The solution is to solve a slightly more general problem. More precisely, we shall set out to sort a number of segments, simultaneously, where each segment comprises a part of the array. Notice that we are interested in supporting a notion of partial segmentation, for which the segments of interest are disjoint but do not necessarily together span the entire array. In particular, the algorithm does not need to sort segments containing previously chosen pivot values. Such segments are already located in the correct positions, which means that they need not be moved around by the segmented quick sort implementation.

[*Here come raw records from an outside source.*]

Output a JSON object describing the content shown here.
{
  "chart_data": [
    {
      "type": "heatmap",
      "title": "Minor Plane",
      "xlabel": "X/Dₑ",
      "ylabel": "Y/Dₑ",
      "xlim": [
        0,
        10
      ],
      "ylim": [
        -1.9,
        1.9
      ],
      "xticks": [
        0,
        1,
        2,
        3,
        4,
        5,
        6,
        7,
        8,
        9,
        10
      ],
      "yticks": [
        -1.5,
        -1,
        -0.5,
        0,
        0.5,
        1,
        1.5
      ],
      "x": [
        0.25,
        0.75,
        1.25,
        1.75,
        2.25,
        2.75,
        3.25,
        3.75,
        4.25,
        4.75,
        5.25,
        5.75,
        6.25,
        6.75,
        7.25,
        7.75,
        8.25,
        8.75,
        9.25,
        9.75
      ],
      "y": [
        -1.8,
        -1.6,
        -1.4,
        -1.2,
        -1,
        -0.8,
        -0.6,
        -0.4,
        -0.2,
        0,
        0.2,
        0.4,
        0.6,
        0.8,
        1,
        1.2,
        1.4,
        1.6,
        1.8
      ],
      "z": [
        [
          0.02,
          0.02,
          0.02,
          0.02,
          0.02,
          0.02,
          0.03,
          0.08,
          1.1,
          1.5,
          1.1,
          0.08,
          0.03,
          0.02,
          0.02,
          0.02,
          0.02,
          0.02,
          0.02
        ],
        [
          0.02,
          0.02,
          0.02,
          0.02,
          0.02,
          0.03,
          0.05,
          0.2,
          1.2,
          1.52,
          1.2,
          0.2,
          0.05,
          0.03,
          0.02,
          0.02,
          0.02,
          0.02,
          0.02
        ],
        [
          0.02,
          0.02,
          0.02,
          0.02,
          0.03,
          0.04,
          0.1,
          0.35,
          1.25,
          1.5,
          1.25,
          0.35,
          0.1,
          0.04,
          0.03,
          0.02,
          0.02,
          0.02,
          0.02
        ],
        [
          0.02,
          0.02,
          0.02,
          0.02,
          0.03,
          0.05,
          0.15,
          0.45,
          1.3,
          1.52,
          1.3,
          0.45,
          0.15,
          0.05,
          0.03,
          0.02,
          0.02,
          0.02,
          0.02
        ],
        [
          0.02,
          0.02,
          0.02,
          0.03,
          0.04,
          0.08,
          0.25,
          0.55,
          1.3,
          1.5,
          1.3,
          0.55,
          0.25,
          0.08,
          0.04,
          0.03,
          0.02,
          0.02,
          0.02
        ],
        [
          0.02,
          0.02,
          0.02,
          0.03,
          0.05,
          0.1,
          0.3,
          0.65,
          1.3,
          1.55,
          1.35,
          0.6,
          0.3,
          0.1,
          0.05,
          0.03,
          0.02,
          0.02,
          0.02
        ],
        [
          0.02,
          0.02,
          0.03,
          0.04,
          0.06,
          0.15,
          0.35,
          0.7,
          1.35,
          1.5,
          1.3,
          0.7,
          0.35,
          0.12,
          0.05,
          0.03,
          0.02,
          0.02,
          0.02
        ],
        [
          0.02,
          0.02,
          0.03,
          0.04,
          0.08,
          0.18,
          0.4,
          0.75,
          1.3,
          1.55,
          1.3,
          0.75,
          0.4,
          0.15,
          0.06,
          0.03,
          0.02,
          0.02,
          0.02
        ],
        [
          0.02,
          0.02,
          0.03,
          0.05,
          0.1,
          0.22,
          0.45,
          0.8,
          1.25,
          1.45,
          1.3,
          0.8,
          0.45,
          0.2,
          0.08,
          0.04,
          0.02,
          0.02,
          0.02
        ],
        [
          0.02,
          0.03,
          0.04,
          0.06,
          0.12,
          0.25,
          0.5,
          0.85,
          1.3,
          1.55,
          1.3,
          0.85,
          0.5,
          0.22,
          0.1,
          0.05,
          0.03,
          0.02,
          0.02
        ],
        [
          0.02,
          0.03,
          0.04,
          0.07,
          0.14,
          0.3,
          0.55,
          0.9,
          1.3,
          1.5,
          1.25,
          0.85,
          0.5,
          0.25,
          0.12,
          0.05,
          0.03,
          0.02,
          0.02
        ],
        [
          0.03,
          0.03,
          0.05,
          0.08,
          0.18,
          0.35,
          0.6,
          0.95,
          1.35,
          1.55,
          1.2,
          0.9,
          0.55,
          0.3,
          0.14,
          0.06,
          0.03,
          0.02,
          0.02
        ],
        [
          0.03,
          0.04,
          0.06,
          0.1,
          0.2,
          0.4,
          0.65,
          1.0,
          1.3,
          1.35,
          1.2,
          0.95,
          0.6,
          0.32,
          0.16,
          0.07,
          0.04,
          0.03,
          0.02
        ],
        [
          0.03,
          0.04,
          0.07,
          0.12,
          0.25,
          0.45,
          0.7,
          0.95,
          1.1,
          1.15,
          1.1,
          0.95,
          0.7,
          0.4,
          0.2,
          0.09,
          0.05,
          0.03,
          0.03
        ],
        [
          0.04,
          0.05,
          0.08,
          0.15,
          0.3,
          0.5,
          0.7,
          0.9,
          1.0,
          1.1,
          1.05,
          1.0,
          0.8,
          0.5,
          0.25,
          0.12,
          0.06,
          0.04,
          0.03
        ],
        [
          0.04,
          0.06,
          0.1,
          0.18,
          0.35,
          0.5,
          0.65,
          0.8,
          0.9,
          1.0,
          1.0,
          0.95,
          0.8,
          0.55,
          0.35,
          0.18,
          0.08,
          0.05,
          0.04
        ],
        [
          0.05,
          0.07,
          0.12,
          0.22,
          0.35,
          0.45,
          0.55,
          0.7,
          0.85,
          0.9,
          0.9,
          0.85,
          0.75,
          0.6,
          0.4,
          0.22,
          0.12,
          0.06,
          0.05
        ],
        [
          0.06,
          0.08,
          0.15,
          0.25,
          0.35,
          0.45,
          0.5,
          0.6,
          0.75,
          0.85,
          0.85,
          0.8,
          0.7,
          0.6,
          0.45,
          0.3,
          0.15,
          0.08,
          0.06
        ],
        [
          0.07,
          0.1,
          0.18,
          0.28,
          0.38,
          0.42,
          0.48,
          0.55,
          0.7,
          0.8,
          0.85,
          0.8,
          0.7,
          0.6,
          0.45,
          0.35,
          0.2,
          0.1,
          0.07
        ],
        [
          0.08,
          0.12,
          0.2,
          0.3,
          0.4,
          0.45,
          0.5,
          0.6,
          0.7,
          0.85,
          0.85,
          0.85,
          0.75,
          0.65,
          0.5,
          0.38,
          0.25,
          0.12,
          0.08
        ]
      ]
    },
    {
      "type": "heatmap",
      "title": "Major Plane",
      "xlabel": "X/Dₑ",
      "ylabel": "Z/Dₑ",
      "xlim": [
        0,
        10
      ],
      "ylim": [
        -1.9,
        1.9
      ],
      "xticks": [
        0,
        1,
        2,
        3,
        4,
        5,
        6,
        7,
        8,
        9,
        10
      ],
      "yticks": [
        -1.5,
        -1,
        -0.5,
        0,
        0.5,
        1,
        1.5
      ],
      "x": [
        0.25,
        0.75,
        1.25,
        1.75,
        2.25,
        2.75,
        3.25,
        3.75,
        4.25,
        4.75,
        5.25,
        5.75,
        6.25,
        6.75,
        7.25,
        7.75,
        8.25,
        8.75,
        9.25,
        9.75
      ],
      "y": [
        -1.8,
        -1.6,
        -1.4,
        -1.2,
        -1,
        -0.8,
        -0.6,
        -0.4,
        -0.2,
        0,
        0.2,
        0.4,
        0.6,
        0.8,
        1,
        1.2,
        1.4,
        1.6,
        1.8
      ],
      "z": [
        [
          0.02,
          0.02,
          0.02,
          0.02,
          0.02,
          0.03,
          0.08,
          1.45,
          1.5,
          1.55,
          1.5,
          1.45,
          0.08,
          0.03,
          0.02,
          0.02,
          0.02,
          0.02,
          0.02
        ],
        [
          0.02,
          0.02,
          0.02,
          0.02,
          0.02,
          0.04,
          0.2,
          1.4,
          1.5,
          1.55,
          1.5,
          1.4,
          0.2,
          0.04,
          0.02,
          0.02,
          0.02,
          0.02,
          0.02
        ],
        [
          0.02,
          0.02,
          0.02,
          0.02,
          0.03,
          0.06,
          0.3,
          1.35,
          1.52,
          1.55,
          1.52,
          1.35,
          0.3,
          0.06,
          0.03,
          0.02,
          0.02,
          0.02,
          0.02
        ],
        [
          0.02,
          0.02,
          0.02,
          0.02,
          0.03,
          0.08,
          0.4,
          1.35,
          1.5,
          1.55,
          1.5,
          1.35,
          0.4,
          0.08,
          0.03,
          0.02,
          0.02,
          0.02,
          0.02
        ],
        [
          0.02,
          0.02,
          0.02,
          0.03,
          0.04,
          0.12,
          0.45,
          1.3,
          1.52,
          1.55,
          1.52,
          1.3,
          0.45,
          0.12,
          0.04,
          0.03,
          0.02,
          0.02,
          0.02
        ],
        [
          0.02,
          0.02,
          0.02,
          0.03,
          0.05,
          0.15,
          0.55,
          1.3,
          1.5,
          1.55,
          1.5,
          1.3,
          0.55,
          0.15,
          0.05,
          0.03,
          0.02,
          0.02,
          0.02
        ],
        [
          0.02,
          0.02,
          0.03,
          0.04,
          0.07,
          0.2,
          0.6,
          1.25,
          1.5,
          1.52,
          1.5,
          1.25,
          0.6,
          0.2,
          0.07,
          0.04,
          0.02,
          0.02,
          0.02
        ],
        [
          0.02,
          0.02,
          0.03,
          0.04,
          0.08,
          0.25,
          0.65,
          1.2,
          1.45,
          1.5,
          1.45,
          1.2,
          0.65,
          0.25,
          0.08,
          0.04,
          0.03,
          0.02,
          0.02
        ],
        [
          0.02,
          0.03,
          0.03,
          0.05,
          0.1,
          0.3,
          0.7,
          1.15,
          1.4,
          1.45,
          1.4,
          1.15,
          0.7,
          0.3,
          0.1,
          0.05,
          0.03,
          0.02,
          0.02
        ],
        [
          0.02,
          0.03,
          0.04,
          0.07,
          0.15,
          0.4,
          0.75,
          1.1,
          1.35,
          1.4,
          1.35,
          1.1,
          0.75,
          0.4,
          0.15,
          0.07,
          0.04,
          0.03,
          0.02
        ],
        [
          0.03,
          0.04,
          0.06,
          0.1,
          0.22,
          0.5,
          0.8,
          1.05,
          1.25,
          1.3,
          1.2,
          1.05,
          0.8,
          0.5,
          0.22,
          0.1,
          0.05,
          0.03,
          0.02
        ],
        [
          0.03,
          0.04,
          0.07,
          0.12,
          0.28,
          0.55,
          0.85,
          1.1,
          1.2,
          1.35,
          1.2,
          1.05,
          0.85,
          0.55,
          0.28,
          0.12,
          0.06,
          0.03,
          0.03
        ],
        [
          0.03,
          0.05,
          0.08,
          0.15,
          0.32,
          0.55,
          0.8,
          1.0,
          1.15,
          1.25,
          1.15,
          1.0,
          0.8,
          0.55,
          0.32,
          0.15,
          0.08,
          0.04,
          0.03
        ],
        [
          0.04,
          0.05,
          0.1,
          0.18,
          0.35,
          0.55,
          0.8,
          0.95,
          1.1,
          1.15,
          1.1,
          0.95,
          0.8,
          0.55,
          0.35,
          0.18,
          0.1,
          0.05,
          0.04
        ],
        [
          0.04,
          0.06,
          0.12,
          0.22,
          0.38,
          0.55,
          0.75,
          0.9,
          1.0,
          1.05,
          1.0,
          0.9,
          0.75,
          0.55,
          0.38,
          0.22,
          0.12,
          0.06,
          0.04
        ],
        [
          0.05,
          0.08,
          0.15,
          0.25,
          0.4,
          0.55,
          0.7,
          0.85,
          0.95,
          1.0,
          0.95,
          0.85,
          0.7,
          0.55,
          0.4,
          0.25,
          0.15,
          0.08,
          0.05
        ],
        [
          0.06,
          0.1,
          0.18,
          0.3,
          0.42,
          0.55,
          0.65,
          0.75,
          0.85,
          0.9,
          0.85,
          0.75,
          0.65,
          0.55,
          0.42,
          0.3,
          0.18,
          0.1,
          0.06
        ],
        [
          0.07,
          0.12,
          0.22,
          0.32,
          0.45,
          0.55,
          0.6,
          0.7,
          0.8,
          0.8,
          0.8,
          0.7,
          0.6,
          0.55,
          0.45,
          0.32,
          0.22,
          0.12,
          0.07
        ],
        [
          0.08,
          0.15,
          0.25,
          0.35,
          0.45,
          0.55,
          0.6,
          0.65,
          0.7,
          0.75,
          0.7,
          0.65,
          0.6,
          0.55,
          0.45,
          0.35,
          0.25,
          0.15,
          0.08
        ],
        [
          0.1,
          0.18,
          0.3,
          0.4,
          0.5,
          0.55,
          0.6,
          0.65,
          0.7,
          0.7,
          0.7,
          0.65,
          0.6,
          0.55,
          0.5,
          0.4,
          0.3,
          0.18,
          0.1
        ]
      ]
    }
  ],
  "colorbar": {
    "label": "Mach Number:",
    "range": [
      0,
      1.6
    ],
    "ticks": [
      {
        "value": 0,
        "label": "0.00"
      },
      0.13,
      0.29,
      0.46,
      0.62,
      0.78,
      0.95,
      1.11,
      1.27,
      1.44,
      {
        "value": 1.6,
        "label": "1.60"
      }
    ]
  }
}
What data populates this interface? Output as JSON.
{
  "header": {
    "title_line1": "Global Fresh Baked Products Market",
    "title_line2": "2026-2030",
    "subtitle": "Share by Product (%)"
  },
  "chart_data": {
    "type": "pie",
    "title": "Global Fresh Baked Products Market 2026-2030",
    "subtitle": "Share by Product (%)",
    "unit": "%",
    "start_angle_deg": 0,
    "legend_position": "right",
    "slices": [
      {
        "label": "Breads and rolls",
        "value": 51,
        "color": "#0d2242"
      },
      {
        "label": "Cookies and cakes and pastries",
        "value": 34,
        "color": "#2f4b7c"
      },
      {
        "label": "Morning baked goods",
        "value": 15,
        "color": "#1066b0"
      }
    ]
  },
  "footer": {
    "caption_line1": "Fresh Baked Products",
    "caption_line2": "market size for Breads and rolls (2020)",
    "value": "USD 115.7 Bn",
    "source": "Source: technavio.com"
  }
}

We first define a type sgm
that specifies a segment of an
underlying one-dimensional array of values:
.. literalinclude:: src/quick_sort.fut :lines: 25-25
At top-level, the function qsort
is defined as follows, assuming a
function step
of type (t -> t -> bool) -> *[n]t -> []sgm ->
(*[n]t,[]sgm)
:
.. literalinclude:: src/quick_sort.fut :lines: 89-93
The step
function is called initially with the array to be sorted
as argument together with a singleton array containing a segment
denoting the entire array to be sorted. The step
function is
called iteratively until the returned array of segments is empty. The
job of the step
function is to divide each segment into three new
segments based on pivot values found for each segment. After the step
function has reordered the values in the segments, the middle segment
(containing values equal to a pivot) need not be dealt with again in
the further process. A new array of segment descriptors is then
defined and after removing empty segment descriptors, the resulting
array of non-empty segment descriptors is returned by the step
function together with the reordered value array.
Before we can define the step
function, we first define a few
helper functions. Using the functions segmented_iota
and
segmented_replicate
, defined earlier, we can define a function for
finding all the indexes represented by an array of segments:
.. literalinclude:: src/quick_sort.fut :lines: 28-33
We also define a function info
that, given an ordering function
and two elements, returns -1
if the first element is less than the
second element, 0
if the elements are identical, and 1
if the
first element is greater than the second element:
.. literalinclude:: src/quick_sort.fut :lines: 14-16
The following two functions tripit
and tripadd
are used for
converting the classification of elements into subsegments:
.. literalinclude:: src/quick_sort.fut :lines: 18-23
We can now define the function step
that, besides from an ordering
function, takes as arguments (1) the array containing values and (2) an
array of segments to be sorted. The function returns a pair of a
reordered array of values and a new array of segments to be
sorted:
.. literalinclude:: src/quick_sort.fut :lines: 35-79
The algorithm has best case work complexity O(n) (when all elements are identical), worst case work complexity O(n^2), and an average case work complexity of O(n \log n). It has best depth complexity O(1), worst depth complexity O(n) and average depth complexity O(\log n).